Five Public Service Career Myths

Back when I was an undergrad in the ’80s at Cornell, the opportunities to participate in public service were scattered throughout the campus in some postings at the Career Center, internships through the social work and Human Development and Family Studies programs, fundraising through the Greek system and service programs centered in Annabel Taylor Hall. You had to be assertive and creative in finding these opportunities. Fast forward to the present: Many universities now have public service centers where students can access service learning opportunities and alumni can find positions in public service. However, many myths still abound in the field of public service, and you will need to research these careers to find the best fit for you.

Myth#1: Public service=government jobs. Public service is so much more than government jobs. Opportunities exist in the arts, law, consulting, environmental preservation and so many other non-governmental organizations (NGOs). Consultants are also hired by NGOs to assist with funding, technology and other needs.

Myth #2: You cannot survive on a public service salary. While you may not get rich in public service, if you do your research and choose wisely, you can find a public service job that can pay the bills. Completing a Masters in Public Administration or Public Policy will also help you in finding a job with a higher salary. Employers may also pay more for an employee who comes from the private sector with valuable skills such as fundraising or project management.
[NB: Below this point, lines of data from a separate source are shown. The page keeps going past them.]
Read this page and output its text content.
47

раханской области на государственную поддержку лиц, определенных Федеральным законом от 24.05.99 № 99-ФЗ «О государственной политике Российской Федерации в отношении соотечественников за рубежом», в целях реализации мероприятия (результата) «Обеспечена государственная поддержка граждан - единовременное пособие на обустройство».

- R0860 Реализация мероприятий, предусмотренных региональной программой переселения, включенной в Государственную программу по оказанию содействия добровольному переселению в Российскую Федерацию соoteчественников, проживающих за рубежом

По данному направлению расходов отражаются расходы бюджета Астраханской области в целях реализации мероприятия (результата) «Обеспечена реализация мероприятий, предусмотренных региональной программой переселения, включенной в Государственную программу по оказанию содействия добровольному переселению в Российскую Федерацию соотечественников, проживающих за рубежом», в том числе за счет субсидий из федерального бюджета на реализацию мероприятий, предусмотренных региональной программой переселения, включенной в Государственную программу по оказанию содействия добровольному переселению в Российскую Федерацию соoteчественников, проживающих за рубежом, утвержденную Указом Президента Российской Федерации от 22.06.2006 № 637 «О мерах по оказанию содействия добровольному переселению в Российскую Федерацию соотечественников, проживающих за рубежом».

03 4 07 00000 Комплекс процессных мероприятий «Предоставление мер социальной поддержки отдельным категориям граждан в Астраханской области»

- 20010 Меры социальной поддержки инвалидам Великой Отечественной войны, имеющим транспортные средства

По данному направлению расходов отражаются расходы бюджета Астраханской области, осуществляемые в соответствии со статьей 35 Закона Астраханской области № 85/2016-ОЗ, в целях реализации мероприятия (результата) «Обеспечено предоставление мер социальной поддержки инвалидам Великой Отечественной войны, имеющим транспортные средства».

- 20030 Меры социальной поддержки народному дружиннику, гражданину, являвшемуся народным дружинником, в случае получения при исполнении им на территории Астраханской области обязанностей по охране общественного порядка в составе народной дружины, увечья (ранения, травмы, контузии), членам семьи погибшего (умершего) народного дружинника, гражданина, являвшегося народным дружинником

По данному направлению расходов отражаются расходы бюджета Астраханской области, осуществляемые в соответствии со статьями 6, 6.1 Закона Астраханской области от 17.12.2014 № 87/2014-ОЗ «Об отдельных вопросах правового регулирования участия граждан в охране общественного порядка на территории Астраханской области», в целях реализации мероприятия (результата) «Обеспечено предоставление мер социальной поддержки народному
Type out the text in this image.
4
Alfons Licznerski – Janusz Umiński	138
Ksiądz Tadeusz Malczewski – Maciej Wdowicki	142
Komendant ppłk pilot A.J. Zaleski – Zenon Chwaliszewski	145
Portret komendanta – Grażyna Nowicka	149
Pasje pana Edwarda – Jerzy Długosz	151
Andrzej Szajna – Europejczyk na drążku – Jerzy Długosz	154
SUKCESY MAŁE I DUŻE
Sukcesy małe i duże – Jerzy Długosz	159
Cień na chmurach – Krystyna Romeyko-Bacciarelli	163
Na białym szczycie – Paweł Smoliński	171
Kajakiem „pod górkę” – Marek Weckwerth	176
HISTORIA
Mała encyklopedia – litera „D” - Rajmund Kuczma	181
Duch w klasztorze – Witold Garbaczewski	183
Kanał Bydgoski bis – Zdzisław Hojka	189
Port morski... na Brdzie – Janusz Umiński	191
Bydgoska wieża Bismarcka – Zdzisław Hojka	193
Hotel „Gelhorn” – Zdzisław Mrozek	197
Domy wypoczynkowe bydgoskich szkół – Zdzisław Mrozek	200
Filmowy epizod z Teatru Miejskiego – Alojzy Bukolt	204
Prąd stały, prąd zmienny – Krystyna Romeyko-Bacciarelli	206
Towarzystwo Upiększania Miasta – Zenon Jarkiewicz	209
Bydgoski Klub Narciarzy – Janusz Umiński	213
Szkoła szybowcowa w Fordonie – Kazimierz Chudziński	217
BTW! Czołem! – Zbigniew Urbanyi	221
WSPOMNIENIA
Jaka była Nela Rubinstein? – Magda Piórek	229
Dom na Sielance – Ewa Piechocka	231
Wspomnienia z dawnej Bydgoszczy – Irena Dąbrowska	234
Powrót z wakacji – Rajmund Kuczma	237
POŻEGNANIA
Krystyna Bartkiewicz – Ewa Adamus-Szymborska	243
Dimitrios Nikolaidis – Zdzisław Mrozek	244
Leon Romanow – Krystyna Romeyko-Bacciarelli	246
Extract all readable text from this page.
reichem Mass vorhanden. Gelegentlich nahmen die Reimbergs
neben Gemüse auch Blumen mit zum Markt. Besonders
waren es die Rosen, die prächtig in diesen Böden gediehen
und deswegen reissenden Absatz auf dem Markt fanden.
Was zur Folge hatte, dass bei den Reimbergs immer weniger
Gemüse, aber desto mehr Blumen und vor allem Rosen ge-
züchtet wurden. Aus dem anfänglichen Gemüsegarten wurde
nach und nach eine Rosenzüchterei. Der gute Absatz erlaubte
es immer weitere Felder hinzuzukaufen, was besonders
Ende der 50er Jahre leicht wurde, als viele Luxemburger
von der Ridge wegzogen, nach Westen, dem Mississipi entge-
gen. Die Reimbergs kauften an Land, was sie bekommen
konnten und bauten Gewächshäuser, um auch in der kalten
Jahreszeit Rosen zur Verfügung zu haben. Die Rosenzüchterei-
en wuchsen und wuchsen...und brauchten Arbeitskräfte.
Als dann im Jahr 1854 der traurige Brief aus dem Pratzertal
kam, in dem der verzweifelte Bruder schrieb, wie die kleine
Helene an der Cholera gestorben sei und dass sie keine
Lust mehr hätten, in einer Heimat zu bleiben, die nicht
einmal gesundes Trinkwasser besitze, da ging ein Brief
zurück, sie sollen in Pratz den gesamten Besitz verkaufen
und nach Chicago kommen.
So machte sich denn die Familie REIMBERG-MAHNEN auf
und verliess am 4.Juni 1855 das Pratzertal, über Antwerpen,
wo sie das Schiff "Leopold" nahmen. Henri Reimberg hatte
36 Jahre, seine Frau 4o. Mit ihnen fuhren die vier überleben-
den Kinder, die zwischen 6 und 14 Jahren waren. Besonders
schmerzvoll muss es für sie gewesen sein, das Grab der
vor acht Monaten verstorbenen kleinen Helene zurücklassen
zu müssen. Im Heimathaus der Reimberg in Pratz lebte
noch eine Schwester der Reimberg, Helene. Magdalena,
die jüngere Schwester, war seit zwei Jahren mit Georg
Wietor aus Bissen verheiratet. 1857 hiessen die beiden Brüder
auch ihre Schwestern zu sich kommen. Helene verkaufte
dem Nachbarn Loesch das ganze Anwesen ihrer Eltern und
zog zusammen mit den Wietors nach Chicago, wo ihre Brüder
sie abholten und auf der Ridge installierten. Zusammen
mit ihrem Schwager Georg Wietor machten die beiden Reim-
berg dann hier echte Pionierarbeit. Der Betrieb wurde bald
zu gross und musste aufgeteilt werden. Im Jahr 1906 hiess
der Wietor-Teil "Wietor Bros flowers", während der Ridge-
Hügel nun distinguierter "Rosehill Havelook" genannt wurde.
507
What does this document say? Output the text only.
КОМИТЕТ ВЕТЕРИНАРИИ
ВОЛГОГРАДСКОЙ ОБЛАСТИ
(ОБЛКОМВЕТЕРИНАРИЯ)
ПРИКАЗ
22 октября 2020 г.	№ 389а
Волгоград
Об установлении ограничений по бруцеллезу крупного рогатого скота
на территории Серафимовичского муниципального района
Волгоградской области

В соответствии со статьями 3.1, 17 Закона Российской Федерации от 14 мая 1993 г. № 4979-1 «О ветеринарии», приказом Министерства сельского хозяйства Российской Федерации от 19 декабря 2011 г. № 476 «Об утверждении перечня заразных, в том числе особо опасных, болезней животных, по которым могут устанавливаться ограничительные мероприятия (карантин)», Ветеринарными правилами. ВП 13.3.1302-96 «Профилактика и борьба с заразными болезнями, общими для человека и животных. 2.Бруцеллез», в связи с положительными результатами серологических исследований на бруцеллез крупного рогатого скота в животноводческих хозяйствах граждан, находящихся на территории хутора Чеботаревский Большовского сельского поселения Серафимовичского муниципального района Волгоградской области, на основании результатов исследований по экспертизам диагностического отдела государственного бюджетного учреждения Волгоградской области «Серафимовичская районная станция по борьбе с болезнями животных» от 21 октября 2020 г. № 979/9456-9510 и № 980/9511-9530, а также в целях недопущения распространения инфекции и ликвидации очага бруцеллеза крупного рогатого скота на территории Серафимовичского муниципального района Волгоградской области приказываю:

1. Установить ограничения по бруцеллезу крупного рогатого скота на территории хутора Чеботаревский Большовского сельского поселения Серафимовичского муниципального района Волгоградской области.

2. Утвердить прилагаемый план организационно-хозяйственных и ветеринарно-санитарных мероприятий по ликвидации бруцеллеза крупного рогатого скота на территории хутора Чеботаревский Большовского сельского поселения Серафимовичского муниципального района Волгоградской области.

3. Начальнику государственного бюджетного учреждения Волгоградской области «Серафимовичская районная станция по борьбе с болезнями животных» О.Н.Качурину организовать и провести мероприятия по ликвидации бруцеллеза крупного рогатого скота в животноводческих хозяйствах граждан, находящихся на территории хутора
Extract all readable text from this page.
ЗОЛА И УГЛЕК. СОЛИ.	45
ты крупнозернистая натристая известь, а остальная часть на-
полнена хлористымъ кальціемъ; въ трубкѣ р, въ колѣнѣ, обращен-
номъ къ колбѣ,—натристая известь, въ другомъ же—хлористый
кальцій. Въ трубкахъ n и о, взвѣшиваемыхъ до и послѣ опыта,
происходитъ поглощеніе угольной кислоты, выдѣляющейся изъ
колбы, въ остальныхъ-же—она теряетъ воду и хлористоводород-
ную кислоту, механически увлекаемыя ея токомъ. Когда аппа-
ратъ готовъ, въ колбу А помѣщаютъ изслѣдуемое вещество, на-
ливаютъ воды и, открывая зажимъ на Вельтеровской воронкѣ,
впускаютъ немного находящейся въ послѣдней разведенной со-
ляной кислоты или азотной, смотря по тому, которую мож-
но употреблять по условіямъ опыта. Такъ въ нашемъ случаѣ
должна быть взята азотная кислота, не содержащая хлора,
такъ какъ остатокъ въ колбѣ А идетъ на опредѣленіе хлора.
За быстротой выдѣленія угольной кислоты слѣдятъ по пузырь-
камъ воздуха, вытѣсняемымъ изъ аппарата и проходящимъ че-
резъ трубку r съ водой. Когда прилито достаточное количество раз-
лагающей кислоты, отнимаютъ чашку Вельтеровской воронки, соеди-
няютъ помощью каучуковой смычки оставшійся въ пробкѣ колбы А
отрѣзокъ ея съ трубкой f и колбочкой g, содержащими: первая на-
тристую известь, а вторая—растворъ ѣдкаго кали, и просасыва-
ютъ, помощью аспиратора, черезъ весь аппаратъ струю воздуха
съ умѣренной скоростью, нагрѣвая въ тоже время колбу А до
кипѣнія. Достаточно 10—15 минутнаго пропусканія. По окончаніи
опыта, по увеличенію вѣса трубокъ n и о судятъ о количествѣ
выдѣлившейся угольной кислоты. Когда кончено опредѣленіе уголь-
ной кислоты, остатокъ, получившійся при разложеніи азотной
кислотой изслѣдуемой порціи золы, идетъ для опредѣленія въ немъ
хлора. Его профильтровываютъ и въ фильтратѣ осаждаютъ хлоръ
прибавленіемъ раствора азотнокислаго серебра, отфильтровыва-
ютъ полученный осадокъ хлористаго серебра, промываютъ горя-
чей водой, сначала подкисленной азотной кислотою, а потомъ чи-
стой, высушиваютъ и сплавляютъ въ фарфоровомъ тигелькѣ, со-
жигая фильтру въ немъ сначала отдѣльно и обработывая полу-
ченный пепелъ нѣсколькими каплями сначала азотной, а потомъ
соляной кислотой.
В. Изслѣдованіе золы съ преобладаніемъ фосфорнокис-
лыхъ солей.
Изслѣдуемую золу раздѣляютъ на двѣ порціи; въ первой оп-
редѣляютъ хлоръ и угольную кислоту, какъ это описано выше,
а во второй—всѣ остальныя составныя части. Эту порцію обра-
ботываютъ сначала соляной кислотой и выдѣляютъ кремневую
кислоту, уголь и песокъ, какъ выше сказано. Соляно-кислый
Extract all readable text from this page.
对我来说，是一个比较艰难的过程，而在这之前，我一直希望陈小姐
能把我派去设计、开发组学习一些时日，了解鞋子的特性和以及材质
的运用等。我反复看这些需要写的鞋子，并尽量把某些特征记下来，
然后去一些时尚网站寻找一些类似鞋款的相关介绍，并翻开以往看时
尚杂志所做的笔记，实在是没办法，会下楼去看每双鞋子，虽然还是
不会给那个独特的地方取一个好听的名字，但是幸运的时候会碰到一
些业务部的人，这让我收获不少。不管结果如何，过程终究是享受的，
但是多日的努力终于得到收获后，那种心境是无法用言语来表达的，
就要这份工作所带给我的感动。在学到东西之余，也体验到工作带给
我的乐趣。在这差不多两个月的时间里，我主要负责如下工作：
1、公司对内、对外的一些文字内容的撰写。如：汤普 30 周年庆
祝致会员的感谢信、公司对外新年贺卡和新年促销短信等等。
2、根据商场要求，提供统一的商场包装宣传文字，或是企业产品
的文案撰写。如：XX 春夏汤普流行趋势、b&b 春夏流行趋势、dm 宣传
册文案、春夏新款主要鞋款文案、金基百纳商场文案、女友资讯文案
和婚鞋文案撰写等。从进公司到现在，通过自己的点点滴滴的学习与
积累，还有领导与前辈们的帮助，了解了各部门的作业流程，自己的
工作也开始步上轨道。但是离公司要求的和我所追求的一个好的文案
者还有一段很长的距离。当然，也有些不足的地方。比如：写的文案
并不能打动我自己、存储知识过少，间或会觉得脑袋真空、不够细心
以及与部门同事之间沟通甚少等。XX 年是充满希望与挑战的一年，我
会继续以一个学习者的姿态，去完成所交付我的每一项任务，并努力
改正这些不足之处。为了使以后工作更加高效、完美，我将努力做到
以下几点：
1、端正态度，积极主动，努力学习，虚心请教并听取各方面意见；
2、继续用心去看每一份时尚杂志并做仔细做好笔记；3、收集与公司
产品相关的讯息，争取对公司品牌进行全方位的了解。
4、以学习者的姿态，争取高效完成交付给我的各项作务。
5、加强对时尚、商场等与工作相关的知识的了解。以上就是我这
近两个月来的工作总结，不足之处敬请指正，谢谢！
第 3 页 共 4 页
Myth #3: You will become “stuck” in public service because private sector businesses will not hire you. Again, do your research. If your career plan is to “give back” by working in a public service job for a few years, then moving to the private sector, you will need to choose positions that allow you to develop transferable skills. These skills may include foreign languages and cultural understanding that allow you to do business in other countries. They can also include fundraising, project and people management, understanding of diseases, policy administration and problem-solving just to name a few.

Myth #4: Public service is woefully behind in technology. It depends on the organization. Some NGOs are incredibly savvy when it comes to technology and consultant use. These consultants are hired to find public and private sector funding for technology needs. They are also hired to advise on the best use of technology in these organizations.

Myth #5: Public service careers are the only ones in which you can make a difference. Oftentimes, organizations and companies in the private sector will partner with government and NGOs to give aid to these organizations and to provide public service opportunities for their employees.